Bildung

Zwischenzeugnisse für Bayerns Schülerinnen und Schüler

13. Februar 2026 , 05:00 Uhr

Die Faschingsferien stehen vor der Tür. Doch bevor der Nachwuchs entspannen kann, erhalten viele noch ihr Zwischenzeugnis. Für die Eltern gibt es zugleich Ratschläge, was bei schlechten Noten hilft.

Viele Schülerinnen und Schüler in Bayern bekommen am Freitag ihr Zwischenzeugnis. Allerdings ersetzen die meisten Grund- und auch manche Mittelschulen das Papier mit Ziffernnoten inzwischen durch ein Lernentwicklungsgespräch, bei dem das Kind gemeinsam mit seinen Eltern und der Lehrkraft über Stärken, Schwächen und Ziele reflektiert. Andere Schularten setzen teils auf mehrere schriftliche Rückmeldungen. Auf welchem Weg und wann genau auch immer das Feedback kommt: Auf gute Leistungen darf man stolz sein. Und schlechte Beurteilungen sind kein Weltuntergang.

«Das Zwischenzeugnis ist nur eine Zwischenbilanz! Bis zum Jahresende ist noch alles drin», betont auch Kultusministerin Anna Stolz (Freie Wähler). «Im zweiten Halbjahr bleibt noch genügend Zeit, um an der Technik zu feilen und alles zu geben.»

Bei schlechten Noten in Ruhe nach Lösungen suchen

Schulpsychologin Regina Knape rät Eltern, bei schlechten Noten ruhig und sachlich zu bleiben und nicht eigene Gefühle wie Enttäuschung oder Ärger auf das Kind zu übertragen. Mit einigen Tagen Abstand könne man dann schauen, was zu den schlechten Noten geführt habe und wie man dem Kind helfen könne. Etwa durch gezielte Nachhilfe, Lerngruppen oder tägliches gemeinsames Wiederholen. 

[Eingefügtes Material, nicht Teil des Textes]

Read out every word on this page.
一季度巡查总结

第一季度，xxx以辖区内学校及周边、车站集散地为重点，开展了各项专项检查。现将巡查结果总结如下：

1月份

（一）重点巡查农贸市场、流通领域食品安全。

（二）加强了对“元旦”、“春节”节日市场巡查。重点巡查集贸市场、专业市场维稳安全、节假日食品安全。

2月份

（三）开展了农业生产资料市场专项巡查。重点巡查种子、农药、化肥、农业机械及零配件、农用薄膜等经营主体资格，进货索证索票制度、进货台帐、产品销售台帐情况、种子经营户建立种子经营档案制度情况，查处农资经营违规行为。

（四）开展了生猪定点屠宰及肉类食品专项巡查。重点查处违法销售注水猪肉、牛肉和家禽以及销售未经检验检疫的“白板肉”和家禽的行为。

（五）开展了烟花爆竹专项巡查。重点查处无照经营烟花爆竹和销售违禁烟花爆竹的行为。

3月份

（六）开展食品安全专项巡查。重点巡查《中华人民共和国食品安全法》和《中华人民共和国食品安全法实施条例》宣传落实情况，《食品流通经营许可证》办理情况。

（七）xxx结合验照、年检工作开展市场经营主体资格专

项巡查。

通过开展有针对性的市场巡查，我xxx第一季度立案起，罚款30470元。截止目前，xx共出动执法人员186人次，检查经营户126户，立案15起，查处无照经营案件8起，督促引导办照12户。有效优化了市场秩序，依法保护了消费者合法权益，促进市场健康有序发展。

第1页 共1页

«Wichtig ist, dem Kind zu vermitteln, dass Feedback und Leistungsrückmeldungen etwas völlig Normales sind, das alle Menschen erleben – nicht nur Schüler», betont Knape, die im bayerischen Philologenverband für Schulpsychologie und Beratungslehrkräfte zuständig ist. «Eltern können erklären: Man erreicht nicht jedes Ziel sofort, und das ist kein Zeichen von Versagen, sondern von Entwicklung.» Der Fokus solle weniger auf einzelnen Ergebnissen als auf Fortschritten, Anstrengung und dem Weg dorthin liegen.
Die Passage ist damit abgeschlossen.